Ginette Naime, a 42-year-old care worker, was found dead in April 2000 in Ollioules, in the Var. 25 years later, the murder suspect was found and confessed to the crime. A hope “that is priceless” is now reborn for the victim’s family.
“I didn’t believe it much, if at all, and I’m happy to have been wrong,” admits Me Bertrand Pin. The lawyer has been defending for 25 years the family of Ginette Naime, a forty-year-old who was brutally killed in the Toulouse region in 2000 and whose murderer has remained untraceable ever since. On Tuesday January 14, he learned that a suspect, a 61-year-old man, had been arrested as part of investigations into this “cold case”. The latter is then placed in pre-trial detention, indicted and ends up confessing in police custody.
“The fact that the accused admitted the facts is already a real relief for the family,” shared the lawyer on the set of BFMTV this Sunday, January 19.
“This hope of finally having answers to the questions they have been asking for 25 years, that is priceless,” he explained to our microphone.
25 years unknown
The body of Ginette Naime, 46, was found stabbed in Oullioules on April 13, 2000. Presumably, she would have been trapped in her car by a man earlier in the day.
At the beginning of the afternoon, an employee of the municipal social action center (CCAS) of La Seyne-sur-Mer, where the victim worked as a carer, heard a woman screaming. From his window, he saw this woman, on the front passenger side of a car, knocking on the window. The car then left.
A little later on the day of the events, it was in the Gros-Cerveau mountain range that hikers discovered the body of Ginette Naime. They also see a man covered in blood who flees and rushes into the same vehicle seen earlier: the victim’s car. Investigators were then never able to get their hands on the suspect.
Ginette Naime: a suspect confesses 25 years later – 01/19
-The Nanterre serial or unsolved crimes center, known as the “cold case center”, took up the case in the summer of 2022 and opened a preliminary investigation in May 2023 to restart the investigations. A decision which gave “a little bit of hope” to the family, according to their lawyer, “but we are obliged to remain measured towards our clients”.
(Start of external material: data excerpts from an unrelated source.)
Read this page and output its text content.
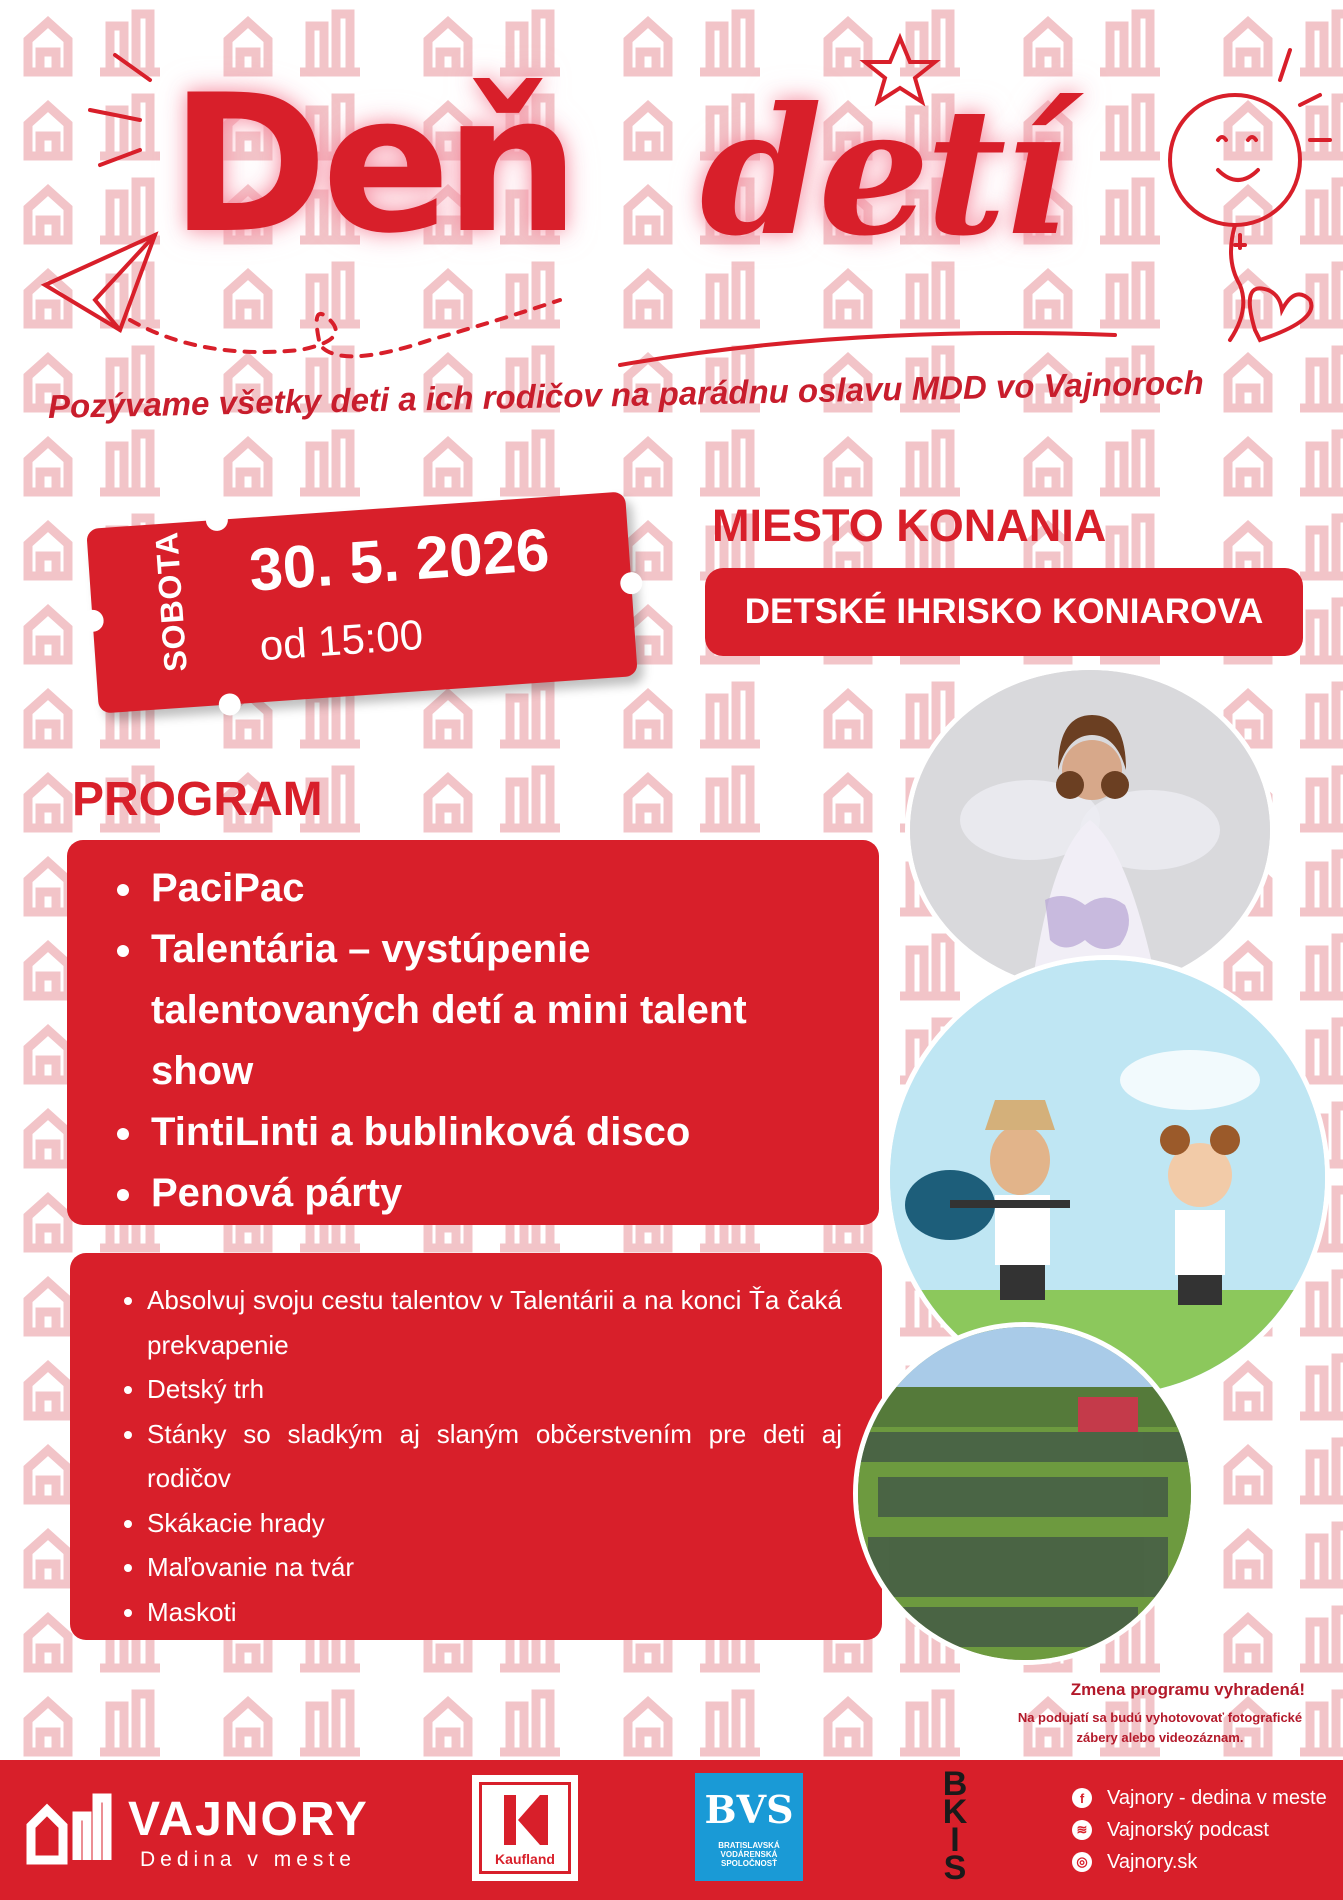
Deň detí
Pozývame všetky deti a ich rodičov na parádnu oslavu MDD vo Vajnoroch
SOBOTA 30. 5. 2026
od 15:00
MIESTO KONANIA
DETSKÉ IHRISKO KONIAROVA
PROGRAM
• PaciPac
• Talentária – vystúpenie talentovaných detí a mini talent show
• TintiLinti a bublinková disco
• Penová párty
• Absolvuj svoju cestu talentov v Talentárii a na konci Ťa čaká prekvapenie
• Detský trh
• Stánky so sladkým aj slaným občerstvením pre deti aj rodičov
• Skákacie hrady
• Maľovanie na tvár
• Maskoti
Zmena programu vyhradená!
Na podujatí sa budú vyhotovovať fotografické zábery alebo videozáznam.
VAJNORY
Dedina v meste	Kaufland
BVS
BRATISLAVSKÁ VODÁRENSKÁ SPOLOČNOSŤ
BKIS
f	Vajnory - dedina v meste
≋ Vajnorský podcast
◎ Vajnory.sk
In June 2024, this cluster launched a call for witnesses to “collect new testimonies (…) from the general public to advance the investigations”, then indicated the public prosecutor of Nanterre in a press release.
It was finally by presenting several portraits of suspects to the CCAS employee that he managed to identify the person he thought he had seen in 2000. It was a 61-year-old former drug addict already known to the police services. police. He was arrested on Tuesday in Toulon: it was his DNA which was found under the victim’s nails and on the steering wheel of his car.
A family that also “plunges” back into “pain”
News that shook Ginette Naime’s family. Their lawyer Bertand Pin evokes a “mixture of feelings” when he was able to speak for the first time to the children and the husband of the deceased who had been notified of the progress of the case by the Toulon public prosecutor’s office: “You have first a feeling of amazement, the family doesn’t believe it” accompanied by “also the joy of saying maybe we’re finally going to have someone, put a face: it’s no longer Mr.
Bertrand Pin explains, however, that the family’s feelings have evolved since his announcements and that they are currently “in the backlash: it plunges the members of Ms. Naime’s family back into this pain. We never forget it but we put it under little aside and then we say to ourselves that we are going to have to go back because now we have to face the legal process.”
Concerning the investigations carried out after the murder, “it is too early to imagine whether there were failings or whether there were no failings. It is the new instruction which will make it possible to say so”, according to the lawyer. He believes that the victim’s relatives “are not, currently, in this state of mind. It is more relief than the feeling of waste” which predominates.
Now, Ginette Naime’s family will focus on trying to “obtain answers” from investigators. Bertrand Pin has received confirmation from the judicial authorities that the facts are not prescribed and that the investigation will therefore be able to continue its course, with a potential trial at stake.